Nick, played by Jake M. Johnson, isn’t Ray Barone or Just Shoot Me’s Elliot or Eddie Crane the sharp as a whip Jack Russell Terrier of Frasier (some pretty solid comedic comparisons.) Nick from New Girl is simply going to be Nick. He’s the intangible quality of our sister that we don’t always appreciate, but when we see him in his attrition of maturity and all his endearingly coupled glory, we’ll realize that he’s as much our sister as nerdy glasses and quirky floral patterns. Surely, we have much to learn about our lil’ sis but it’s nice, if not somewhat jarring, to be reminded of that fact. The series too often leaves us unprepared to truly see it as anything more than an elaborate experiment focused on viewers’ tolerances of aggressively cute yet meek brunettes of the hipster persuasion. This episode got away from that and startled those that wrongly accepted the experiment at face value, questioning, in essence, if Jess should have given some warning or asked for our help if she wanted an uncommitted, no-strings-attached romp? (Yup, there goes that tinge of misogyny, and now it’s a bit incestuous too!)
The novelty of the episode relies simply on giving its main female protagonist a vagina and setting it loose on the world, armed clumsily with desire and innuendo. A variation of this trick was attempted earlier this season, when Jess first intended to make love to her boyfriend at the time, played by Justin Long. But since it’s possible to accept a little sister’s wholly unthreatening boyfriend, albeit reluctantly, without acknowledging her as a woman, we narrowly were able to hold on to our Jess, at the expense of Mr. Long’s contribution to the show. But this week, she sort of became her own Jess. Sort of because nothing actually happened, no vagina was either confirmed or denied. But the possibility was provocative. In a linear, object-oriented economy, the pressing possibility of Jess going from innocuous sibling to sexpot, has to be good television, if not horrible for everything else. But a line is there.

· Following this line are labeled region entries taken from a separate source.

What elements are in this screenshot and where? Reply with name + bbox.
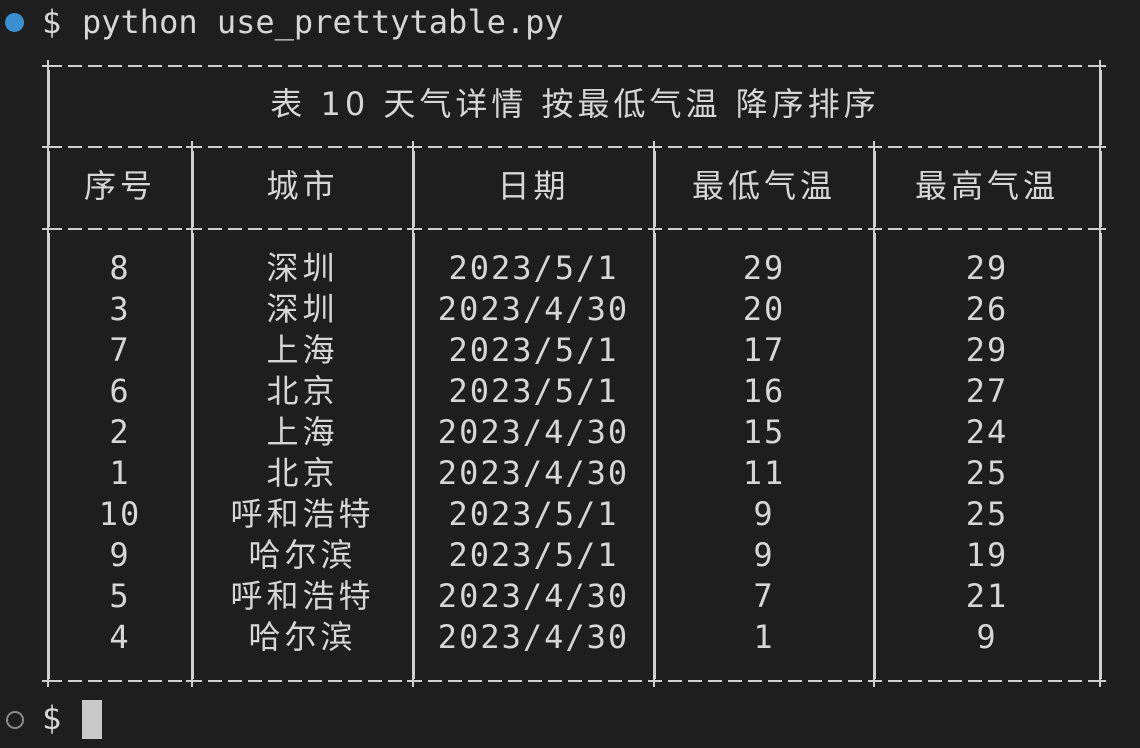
table-cell: 2023/5/1 (448, 372, 619, 410)
table-cell: 29 (965, 249, 1009, 287)
table-header-cell: 最低气温 (691, 167, 836, 205)
table-cell: 2023/4/30 (437, 454, 630, 492)
table-cell: 19 (965, 536, 1009, 574)
table-border-vertical (653, 233, 656, 679)
table-cell: 9 (753, 495, 775, 533)
table-cell: 16 (742, 372, 786, 410)
table-cell: 25 (965, 495, 1009, 533)
executed-command: python use_prettytable.py (82, 3, 564, 41)
table-cell: 20 (742, 290, 786, 328)
table-border-vertical (1099, 233, 1102, 679)
table-cell: 3 (109, 290, 131, 328)
prompt-symbol: $ (42, 3, 62, 41)
table-cell: 2023/5/1 (448, 536, 619, 574)
table-cell: 2 (109, 413, 131, 451)
table-cell: 29 (742, 249, 786, 287)
table-cell: 7 (753, 577, 775, 615)
table-cell: 10 (98, 495, 142, 533)
table-cell: 上海 (266, 331, 339, 369)
table-cell: 2023/5/1 (448, 495, 619, 533)
table-cell: 哈尔滨 (248, 618, 357, 656)
table-cell: 24 (965, 413, 1009, 451)
table-border-vertical (47, 70, 50, 145)
table-cell: 27 (965, 372, 1009, 410)
table-cell: 26 (965, 290, 1009, 328)
table-cell: 2023/4/30 (437, 618, 630, 656)
prompt-symbol-next: $ (42, 699, 62, 737)
table-cell: 2023/4/30 (437, 413, 630, 451)
table-cell: 1 (109, 454, 131, 492)
text-cursor[interactable] (82, 700, 102, 739)
table-header-cell: 日期 (497, 167, 570, 205)
table-border-vertical (873, 233, 876, 679)
table-border-vertical (1099, 70, 1102, 145)
table-cell: 9 (109, 536, 131, 574)
table-border-horizontal (48, 228, 1100, 230)
table-cell: 9 (753, 536, 775, 574)
table-header-cell: 城市 (266, 167, 339, 205)
table-border-vertical (653, 151, 656, 227)
table-border-vertical (873, 151, 876, 227)
table-cell: 8 (109, 249, 131, 287)
table-border-vertical (47, 233, 50, 679)
table-title: 表 10 天气详情 按最低气温 降序排序 (270, 85, 880, 123)
table-header-cell: 序号 (83, 167, 156, 205)
table-border-horizontal (48, 680, 1100, 682)
table-cell: 7 (109, 331, 131, 369)
table-border-vertical (191, 233, 194, 679)
table-cell: 北京 (266, 372, 339, 410)
table-cell: 5 (109, 577, 131, 615)
table-cell: 21 (965, 577, 1009, 615)
table-cell: 2023/4/30 (437, 577, 630, 615)
table-border-horizontal (48, 65, 1100, 67)
table-border-vertical (1099, 151, 1102, 227)
table-cell: 17 (742, 331, 786, 369)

We do something wholly dissimilar to the televised visage of Zooey Deschanel than a majority of our other Hollywood starlets. The sexualization, while still present, isn’t as straightforward. She evokes a richer vocabulary than just “hot”. We locate her somewhere unique on the line we have our women walk on television, often in sexy heals or in smart pantsuits. Nothing actually happening in this episode might be the best way to continue drawing attention to the line, putting pressure on it. Sitcoms have long tired of pushing the envelope, they’ve probably misplaced the thing long ago, but what New Girl does pretty well is surprisingly funny little dances on the line of social discourses. That’s pretty cool of my little sis, huh?